Ik ben een jongen en jij bent een meisje (tweede graad) Kinderen leren geslachtsdelen bij hun naam te benoemen. Kinderen weten wat de belangrijkste lichamelijke verschillen zijn tussen jongens en meisjes. Kinderen kennen de belangrijkste geslachtskenmerken en de functies ervan. De volgende werkvormen komen aan bod: synoniemenspel, werken in tweetallen, kringgesprek en klasgesprek.
Mijn lichaam (tweede graad) Weten hoe een jongen en een meisje eruit zien. Woorden kennen en gebruiken voor de verschillende lichaamsdelen. In deze les komt de werkvorm klasgesprek voornamelijk aan bod. FRANS E. (2005), k Zag twee beren, Antwerpen: Sensoa Verschillen en gelijkenissen (tweede graad) Ontdekken dat iedereen uniek is. De volgende werkvormen komen aan bod: klasgesprek en individueel nadenken. FRANS E. (2005), k Zag twee beren, Antwerpen: Sensoa
Puberteit (derde graad) Inzien dat de puberteit grote veranderingen teweegbrengt op lichamelijk en geestelijk vlak. De evolutie op lichamelijk vlak tijdens de puberteit beschrijven. Inzien dat de puberteit bij iedereen anders en op een ander moment kan verlopen. Durven te praten over eigen gevoelens en emoties in verband met de puberteit. Volgende werkvormen komen aan bod: groepswerk, klasgesprek en een lied beluisteren. VAN GINDERACHTER R., VEELAERT T. (2010), Het Voortplantingsboekje, Mechelen, Plantyn
Bloos je van bloot? (derde graad) Kinderen weten en kunnen uitleggen dat er verschillende normen en culturele gewoontes bestaan rondom acceptabele kleding, bloot zijn en privacy; Kinderen weten en kunnen uitleggen dat de gewoontes en normen per situatie kunnen verschillen en respecteren dat. Kinderen zijn zich ervan bewust dat blote kleding verschillende reacties kan oproepen. De volgende werkvormen worden gebruikt: verhaal vertellen, klasgesprek en stellingenspel.

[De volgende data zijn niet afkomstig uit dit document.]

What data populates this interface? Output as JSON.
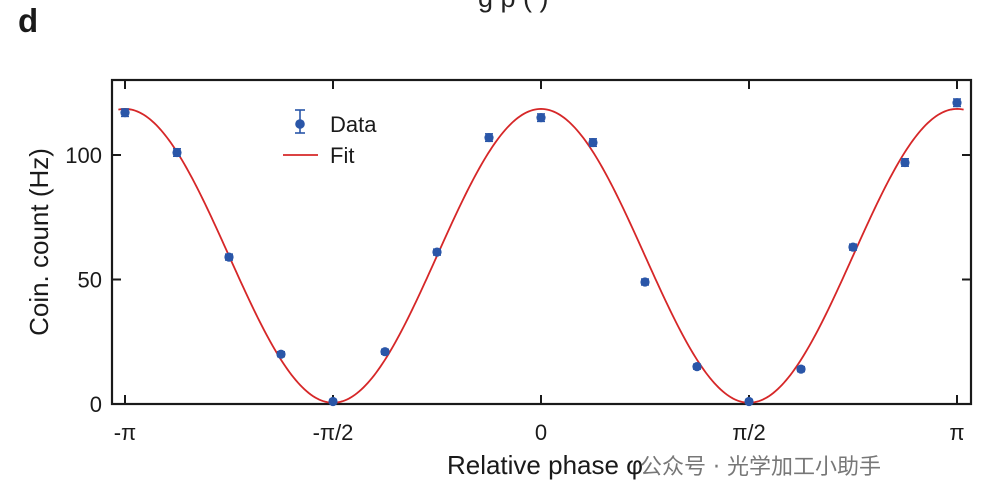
{
  "panel_label": "d",
  "cut_title_fragment": "g   p (   )",
  "watermark": "公众号 · 光学加工小助手",
  "colors": {
    "data": "#2a56a8",
    "fit": "#d62728",
    "axis": "#1a1a1a",
    "watermark": "#8a8a8a"
  },
  "chart_data": {
    "type": "scatter",
    "xlabel": "Relative phase φ",
    "ylabel": "Coin. count (Hz)",
    "xlim": [
      -3.1416,
      3.1416
    ],
    "ylim": [
      0,
      130
    ],
    "x_ticks": [
      {
        "value": -3.1416,
        "label": "-π"
      },
      {
        "value": -1.5708,
        "label": "-π/2"
      },
      {
        "value": 0,
        "label": "0"
      },
      {
        "value": 1.5708,
        "label": "π/2"
      },
      {
        "value": 3.1416,
        "label": "π"
      }
    ],
    "y_ticks": [
      {
        "value": 0,
        "label": "0"
      },
      {
        "value": 50,
        "label": "50"
      },
      {
        "value": 100,
        "label": "100"
      }
    ],
    "legend": {
      "position": "top-left",
      "entries": [
        "Data",
        "Fit"
      ]
    },
    "series": [
      {
        "name": "Data",
        "kind": "points-with-errorbars",
        "x": [
          -3.1416,
          -2.7489,
          -2.3562,
          -1.9635,
          -1.5708,
          -1.1781,
          -0.7854,
          -0.3927,
          0,
          0.3927,
          0.7854,
          1.1781,
          1.5708,
          1.9635,
          2.3562,
          2.7489,
          3.1416
        ],
        "y": [
          117,
          101,
          59,
          20,
          1,
          21,
          61,
          107,
          115,
          105,
          49,
          15,
          1,
          14,
          63,
          97,
          121
        ],
        "yerr": [
          1.5,
          1.5,
          1.2,
          1,
          0.8,
          1,
          1.2,
          1.5,
          1.5,
          1.5,
          1.2,
          1,
          0.8,
          1,
          1.2,
          1.5,
          1.5
        ]
      },
      {
        "name": "Fit",
        "kind": "line",
        "model": {
          "offset": 59.5,
          "amplitude": 59.0,
          "frequency": 2
        }
      }
    ]
  }
}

Je eigen lichaam en zelfbevrediging (derde graad) Kinderen zijn zich ervan bewust dat er speciale plekjes zijn op je lichaam waar je jezelf kan aanraken. Kinderen weten hoe je jezelf kunt bevredigen en dat dit een prettig gevoel kan geven. Kinderen weten dat zelfbevrediging normaal en niet ongezond is. Kinderen zijn zich ervan bewust dat er verschillende opvattingen bestaan over zelfbevrediging en dat iedereen hierin eigen keuzes kan maken. Kinderen weten dat masturberen in het openbaar niet wenselijk is en dat je jezelf geen pijn moet doen. De volgende werkvormen komen aan bod: brainstormen, klasgesprek en groepswerk.

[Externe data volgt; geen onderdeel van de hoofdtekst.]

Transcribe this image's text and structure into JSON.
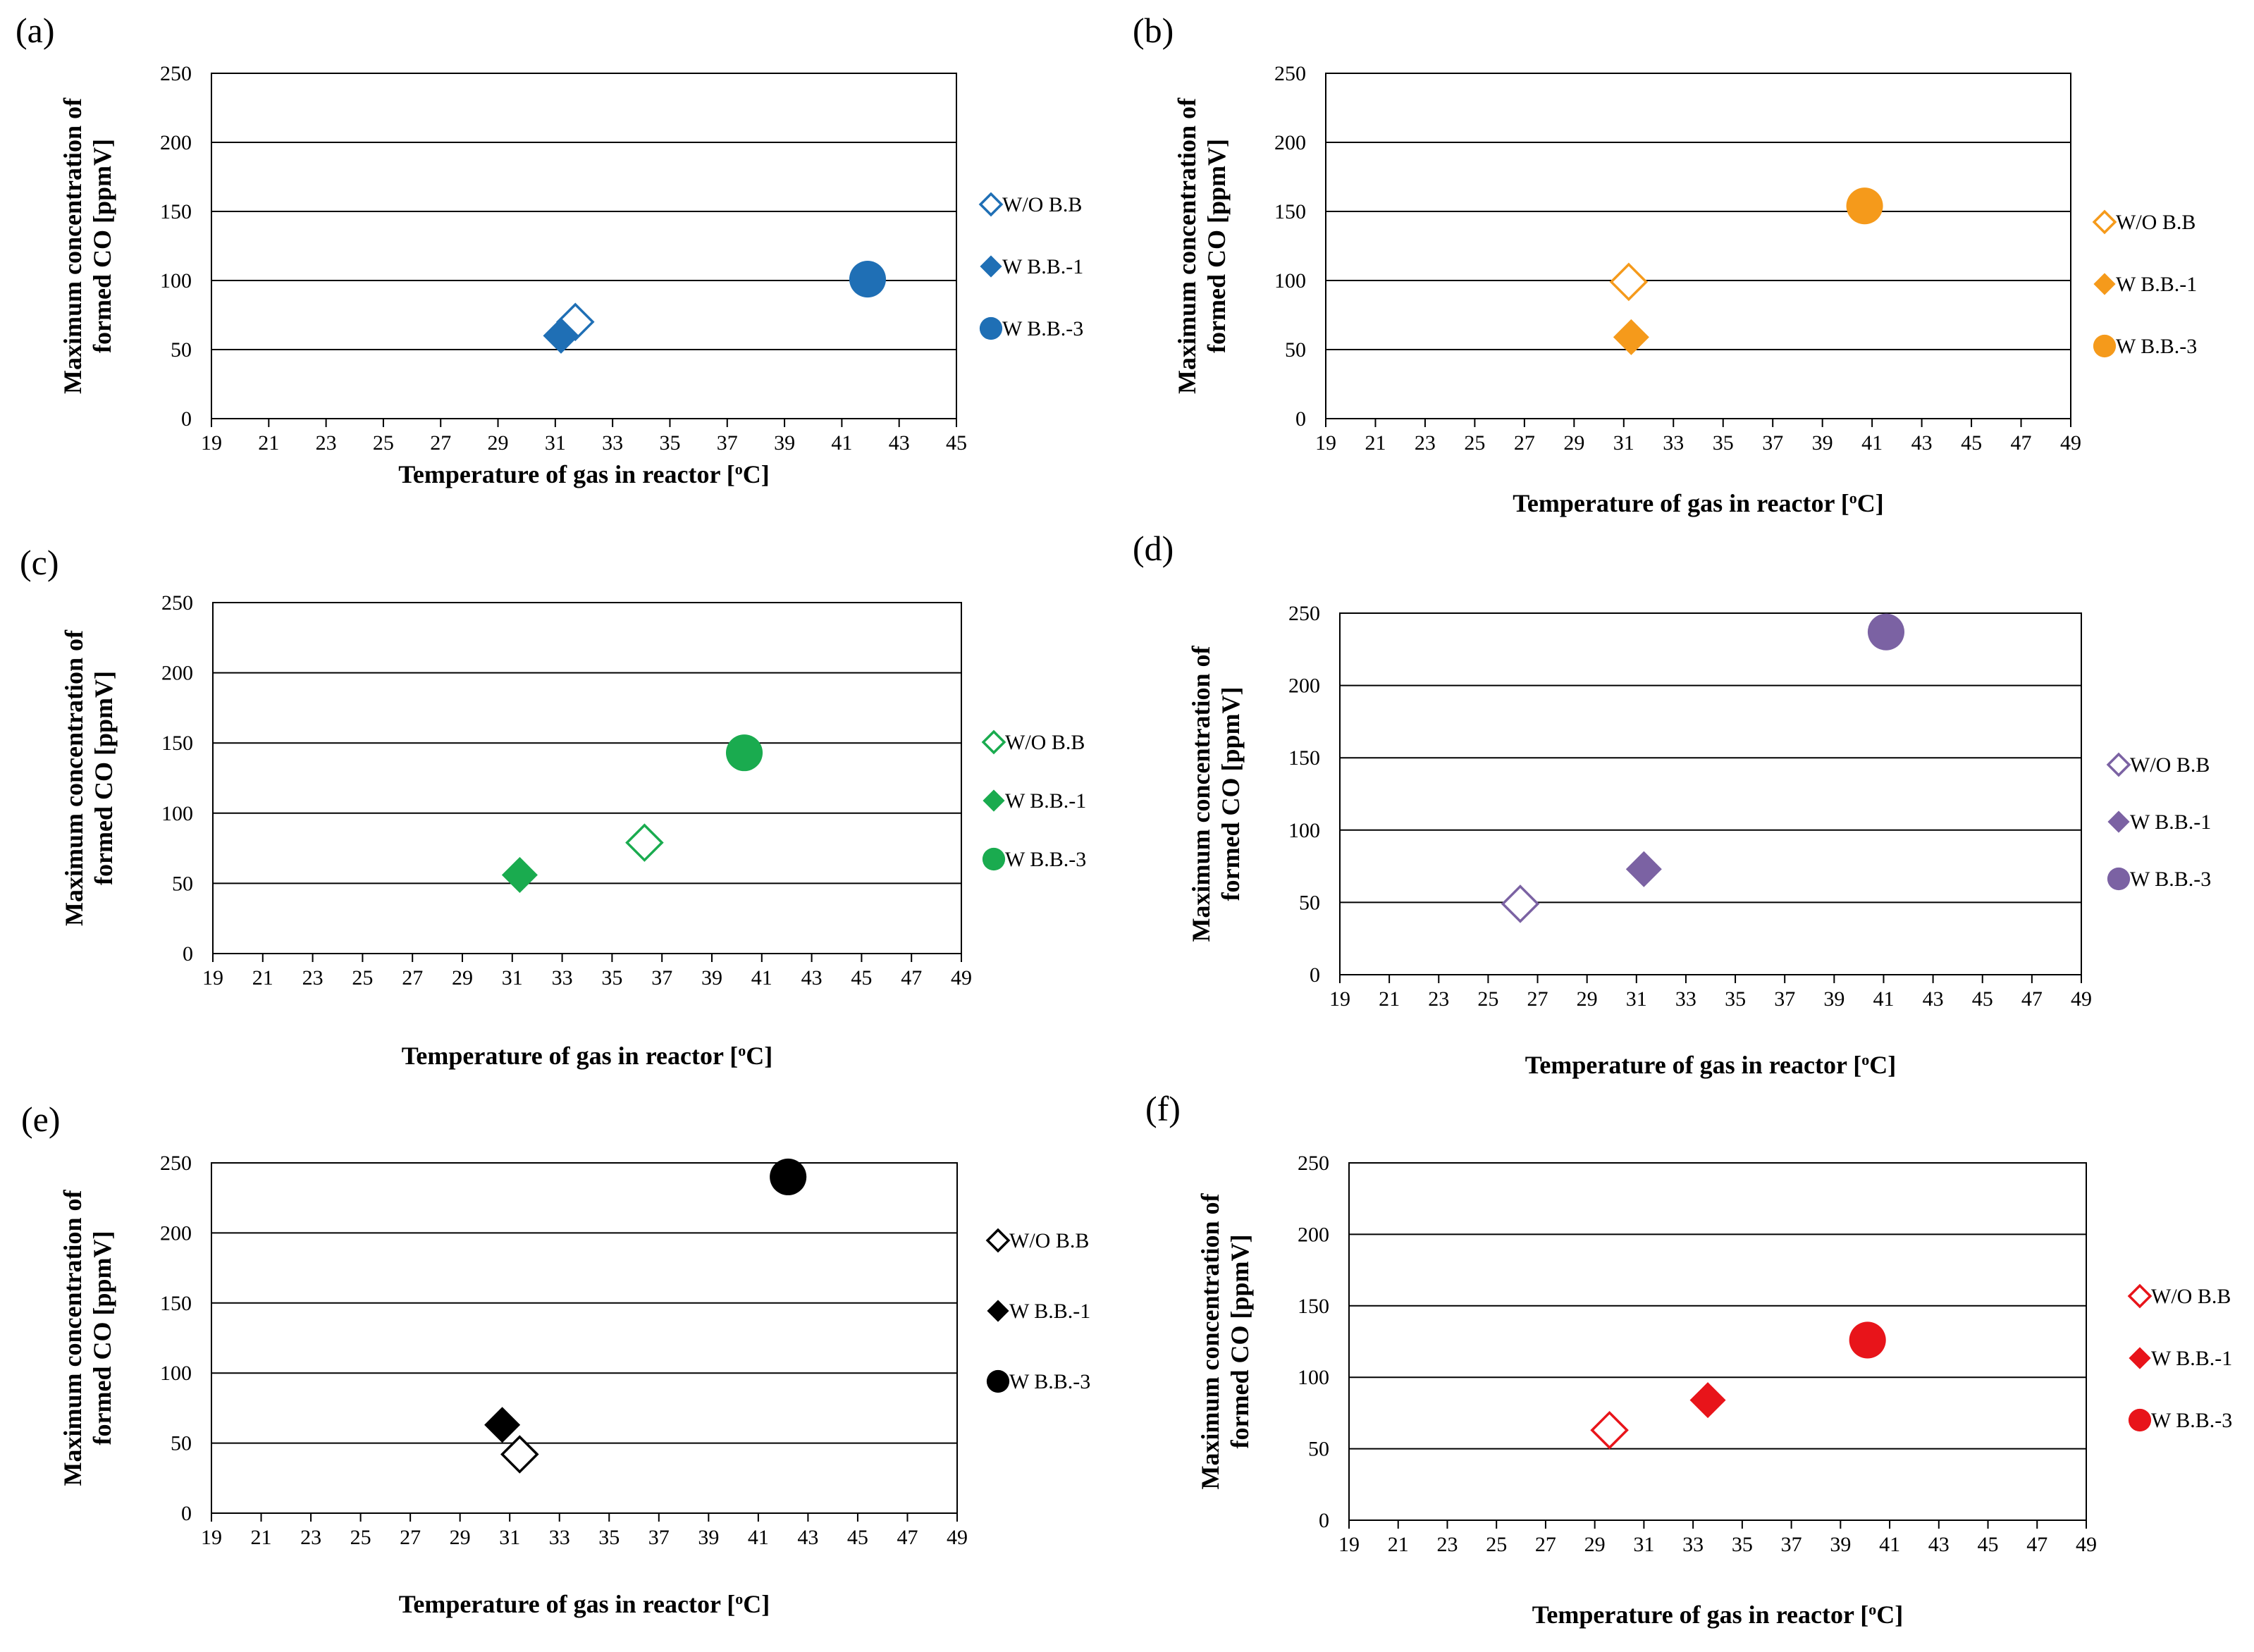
{
  "figure": {
    "panels": [
      {
        "label": "(a)",
        "color": "#1f6fb5",
        "chart_data": {
          "type": "scatter",
          "xlabel": "Temperature of gas in reactor [oC]",
          "ylabel_line1": "Maximum concentration of",
          "ylabel_line2": "formed CO [ppmV]",
          "xlim": [
            19,
            45
          ],
          "ylim": [
            0,
            250
          ],
          "xticks": [
            19,
            21,
            23,
            25,
            27,
            29,
            31,
            33,
            35,
            37,
            39,
            41,
            43,
            45
          ],
          "yticks": [
            0,
            50,
            100,
            150,
            200,
            250
          ],
          "series": [
            {
              "name": "W/O B.B",
              "marker": "diamond-open",
              "points": [
                {
                  "x": 31.7,
                  "y": 70
                }
              ]
            },
            {
              "name": "W B.B.-1",
              "marker": "diamond",
              "points": [
                {
                  "x": 31.2,
                  "y": 60
                }
              ]
            },
            {
              "name": "W B.B.-3",
              "marker": "circle",
              "points": [
                {
                  "x": 41.9,
                  "y": 101
                }
              ]
            }
          ]
        }
      },
      {
        "label": "(b)",
        "color": "#f59a1b",
        "chart_data": {
          "type": "scatter",
          "xlabel": "Temperature of gas in reactor [oC]",
          "ylabel_line1": "Maximum concentration of",
          "ylabel_line2": "formed CO [ppmV]",
          "xlim": [
            19,
            49
          ],
          "ylim": [
            0,
            250
          ],
          "xticks": [
            19,
            21,
            23,
            25,
            27,
            29,
            31,
            33,
            35,
            37,
            39,
            41,
            43,
            45,
            47,
            49
          ],
          "yticks": [
            0,
            50,
            100,
            150,
            200,
            250
          ],
          "series": [
            {
              "name": "W/O B.B",
              "marker": "diamond-open",
              "points": [
                {
                  "x": 31.2,
                  "y": 99
                }
              ]
            },
            {
              "name": "W B.B.-1",
              "marker": "diamond",
              "points": [
                {
                  "x": 31.3,
                  "y": 59
                }
              ]
            },
            {
              "name": "W B.B.-3",
              "marker": "circle",
              "points": [
                {
                  "x": 40.7,
                  "y": 154
                }
              ]
            }
          ]
        }
      },
      {
        "label": "(c)",
        "color": "#1aab4f",
        "chart_data": {
          "type": "scatter",
          "xlabel": "Temperature of gas in reactor [oC]",
          "ylabel_line1": "Maximum concentration of",
          "ylabel_line2": "formed CO [ppmV]",
          "xlim": [
            19,
            49
          ],
          "ylim": [
            0,
            250
          ],
          "xticks": [
            19,
            21,
            23,
            25,
            27,
            29,
            31,
            33,
            35,
            37,
            39,
            41,
            43,
            45,
            47,
            49
          ],
          "yticks": [
            0,
            50,
            100,
            150,
            200,
            250
          ],
          "series": [
            {
              "name": "W/O B.B",
              "marker": "diamond-open",
              "points": [
                {
                  "x": 36.3,
                  "y": 79
                }
              ]
            },
            {
              "name": "W B.B.-1",
              "marker": "diamond",
              "points": [
                {
                  "x": 31.3,
                  "y": 56
                }
              ]
            },
            {
              "name": "W B.B.-3",
              "marker": "circle",
              "points": [
                {
                  "x": 40.3,
                  "y": 143
                }
              ]
            }
          ]
        }
      },
      {
        "label": "(d)",
        "color": "#7b62a3",
        "chart_data": {
          "type": "scatter",
          "xlabel": "Temperature of gas in reactor [oC]",
          "ylabel_line1": "Maximum concentration of",
          "ylabel_line2": "formed CO [ppmV]",
          "xlim": [
            19,
            49
          ],
          "ylim": [
            0,
            250
          ],
          "xticks": [
            19,
            21,
            23,
            25,
            27,
            29,
            31,
            33,
            35,
            37,
            39,
            41,
            43,
            45,
            47,
            49
          ],
          "yticks": [
            0,
            50,
            100,
            150,
            200,
            250
          ],
          "series": [
            {
              "name": "W/O B.B",
              "marker": "diamond-open",
              "points": [
                {
                  "x": 26.3,
                  "y": 49
                }
              ]
            },
            {
              "name": "W B.B.-1",
              "marker": "diamond",
              "points": [
                {
                  "x": 31.3,
                  "y": 73
                }
              ]
            },
            {
              "name": "W B.B.-3",
              "marker": "circle",
              "points": [
                {
                  "x": 41.1,
                  "y": 237
                }
              ]
            }
          ]
        }
      },
      {
        "label": "(e)",
        "color": "#000000",
        "chart_data": {
          "type": "scatter",
          "xlabel": "Temperature of gas in reactor [oC]",
          "ylabel_line1": "Maximum concentration of",
          "ylabel_line2": "formed CO [ppmV]",
          "xlim": [
            19,
            49
          ],
          "ylim": [
            0,
            250
          ],
          "xticks": [
            19,
            21,
            23,
            25,
            27,
            29,
            31,
            33,
            35,
            37,
            39,
            41,
            43,
            45,
            47,
            49
          ],
          "yticks": [
            0,
            50,
            100,
            150,
            200,
            250
          ],
          "series": [
            {
              "name": "W/O B.B",
              "marker": "diamond-open",
              "points": [
                {
                  "x": 31.4,
                  "y": 42
                }
              ]
            },
            {
              "name": "W B.B.-1",
              "marker": "diamond",
              "points": [
                {
                  "x": 30.7,
                  "y": 63
                }
              ]
            },
            {
              "name": "W B.B.-3",
              "marker": "circle",
              "points": [
                {
                  "x": 42.2,
                  "y": 240
                }
              ]
            }
          ]
        }
      },
      {
        "label": "(f)",
        "color": "#e8141a",
        "chart_data": {
          "type": "scatter",
          "xlabel": "Temperature of gas in reactor [oC]",
          "ylabel_line1": "Maximum concentration of",
          "ylabel_line2": "formed CO [ppmV]",
          "xlim": [
            19,
            49
          ],
          "ylim": [
            0,
            250
          ],
          "xticks": [
            19,
            21,
            23,
            25,
            27,
            29,
            31,
            33,
            35,
            37,
            39,
            41,
            43,
            45,
            47,
            49
          ],
          "yticks": [
            0,
            50,
            100,
            150,
            200,
            250
          ],
          "series": [
            {
              "name": "W/O B.B",
              "marker": "diamond-open",
              "points": [
                {
                  "x": 29.6,
                  "y": 63
                }
              ]
            },
            {
              "name": "W B.B.-1",
              "marker": "diamond",
              "points": [
                {
                  "x": 33.6,
                  "y": 84
                }
              ]
            },
            {
              "name": "W B.B.-3",
              "marker": "circle",
              "points": [
                {
                  "x": 40.1,
                  "y": 126
                }
              ]
            }
          ]
        }
      }
    ]
  }
}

Ik verander in de puberteit (meisje) (derde graad) Kinderen weten welke lichamelijke en emotionele veranderingen zich bij meisjes voordoen in de puberteit. Kinderen weten dat het tempo en de vorm waarin veranderingen zich voordoen bij meisjes kunnen verschillen. Kinderen zijn zich ervan bewust dat er een grote diversiteit is in lichamelijke kenmerken en uiterlijke vormen en accepteren die. Kinderen kennen de functies van de vrouwelijke geslachtsdelen en kunnen die benoemen. Kinderen weten hoe de menstruatiecyclus verloopt. Kinderen weten dat persoonlijke hygiëne van belang is en kunnen daar zelf zorg voor dragen. De volgende werkvormen komen aan bod: klasgesprek, groepswerk en het bekijken van een filmpje.
Ik verander in de puberteit (jongen) (derde graad) Kinderen weten welke lichamelijke en emotionele veranderingen zich bij jongens voordoen in de puberteit. Kinderen weten dat het tempo en de vorm waarin veranderingen zich voordoen bij jongens kunnen verschillen. Kinderen zijn zich ervan bewust dat er een grote diversiteit is in lichamelijke kenmerken en uiterlijke vormen en accepteren die. Kinderen kennen de functies van de mannelijke geslachtsdelen en kunnen die benoemen. Kinderen weten wat een zaadlozing is en wanneer je een meisje zwanger kunt maken. Kinderen weten dat persoonlijke hygiëne van belang is. De volgende werkvormen komen aan bod: klasgesprek, groepswerk, quiz en het bekijken van een filmpje.